Bernardo Rezende, 51, coaching for the last 20 years, holds more than 30 major volleyball titles and earns up to 35,000 reais per lecture, where the theme is almost always the same: strategies and tactics for becoming a superchampion.

In a recent interview with reporter Milly Lacombe in “Gol” magazine, the Brazilian national volleyball team coach taught what he did to make a living through his passion, volleyball, and laid out some important topics for finding success in training and competition. GRACIEMAG.com compiled the highlights. Read, reflect, and dedicate yourself.

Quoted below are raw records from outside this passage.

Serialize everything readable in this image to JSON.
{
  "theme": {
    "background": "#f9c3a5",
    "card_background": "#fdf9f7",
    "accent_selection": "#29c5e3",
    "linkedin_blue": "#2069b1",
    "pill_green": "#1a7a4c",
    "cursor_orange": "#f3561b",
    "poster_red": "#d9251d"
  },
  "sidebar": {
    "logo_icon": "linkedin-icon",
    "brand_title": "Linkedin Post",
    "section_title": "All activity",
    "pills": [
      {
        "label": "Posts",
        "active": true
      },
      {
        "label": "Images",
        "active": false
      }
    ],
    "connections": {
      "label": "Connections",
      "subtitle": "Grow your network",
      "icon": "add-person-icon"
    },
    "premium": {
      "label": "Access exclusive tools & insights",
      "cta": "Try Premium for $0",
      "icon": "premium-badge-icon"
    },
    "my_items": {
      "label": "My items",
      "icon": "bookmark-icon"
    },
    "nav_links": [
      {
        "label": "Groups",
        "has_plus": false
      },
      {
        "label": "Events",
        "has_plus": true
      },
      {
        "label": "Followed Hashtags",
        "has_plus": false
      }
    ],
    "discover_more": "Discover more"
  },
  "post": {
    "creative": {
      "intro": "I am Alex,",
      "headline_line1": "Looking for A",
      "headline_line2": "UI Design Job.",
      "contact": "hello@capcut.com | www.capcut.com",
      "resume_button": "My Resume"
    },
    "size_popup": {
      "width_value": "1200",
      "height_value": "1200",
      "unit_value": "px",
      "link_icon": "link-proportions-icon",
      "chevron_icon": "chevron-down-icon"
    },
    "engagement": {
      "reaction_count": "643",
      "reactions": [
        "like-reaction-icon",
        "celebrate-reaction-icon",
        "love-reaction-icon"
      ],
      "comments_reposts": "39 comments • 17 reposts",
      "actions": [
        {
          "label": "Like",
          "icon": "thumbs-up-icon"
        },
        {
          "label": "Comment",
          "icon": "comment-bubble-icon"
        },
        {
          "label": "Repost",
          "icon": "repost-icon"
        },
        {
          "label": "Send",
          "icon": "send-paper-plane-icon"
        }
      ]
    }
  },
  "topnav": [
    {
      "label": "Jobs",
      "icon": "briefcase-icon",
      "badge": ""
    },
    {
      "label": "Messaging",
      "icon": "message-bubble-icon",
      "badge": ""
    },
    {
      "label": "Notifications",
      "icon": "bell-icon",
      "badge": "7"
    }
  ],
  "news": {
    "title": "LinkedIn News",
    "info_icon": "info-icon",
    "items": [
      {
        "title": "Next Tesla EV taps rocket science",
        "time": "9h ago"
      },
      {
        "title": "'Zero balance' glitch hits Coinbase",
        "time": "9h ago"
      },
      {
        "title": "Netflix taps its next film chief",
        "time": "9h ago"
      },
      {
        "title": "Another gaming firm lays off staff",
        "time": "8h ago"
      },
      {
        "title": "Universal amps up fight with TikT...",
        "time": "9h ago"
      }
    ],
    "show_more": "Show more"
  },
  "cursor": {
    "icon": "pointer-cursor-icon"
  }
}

Bernardo, in CBV publicity photo

Mistakes:

“Making mistakes is key. But when you make that big mistake all you think is, ‘Shoot, this is really bad.’ You can’t see the bright side of it, and it tortures you so much until you go off in pursuit of another route. When you make a mistake, you question yourself, and the questioning breeds change, change breeds growth, and growth breeds satisfaction. The only ones who don’t make mistakes are the ones who don’t try. There’s a ton of people out there who don’t make mistakes because they don’t do. All they do is talk about what the other people do. At first, when we make a mistake, we end up in a miserable funk, overwhelmed with frustration. Only afterward do we manage to get out of it.

Getting over the hump:

To get out of it you have to assume responsibility. In Brazil, culturally, people aren’t big on assuming responsibility. “It was the government that didn’t do it,” “The opponent was better.” It’s always someone else’s fault. If you don’t assume responsibility, you’ll never understand why you messed up or how to fix it.

Comfort zone:

Discomfort is a perpetual part of life. If I feel comfortable, that in itself is a discomfort to me. But it’s discomfort that makes me forge ahead. I can’t sit back and relax. I try keeping the players on a tight leash. Anyone who can’t handle pressure can’t be on the team. I’m almost never in an absolute comfort zone. When things are going too well I get worried; something’s wrong. I’m not that good, it can’t be that easy. Feeling relaxed is unwelcome.

Fame:

Public recognition and the fans’ affection instill two feelings in me. The first is almost pride. I see it and I think, ‘Cool, we did something great.’ But then I get home and think, ‘I can’t allow myself to disappoint these people.’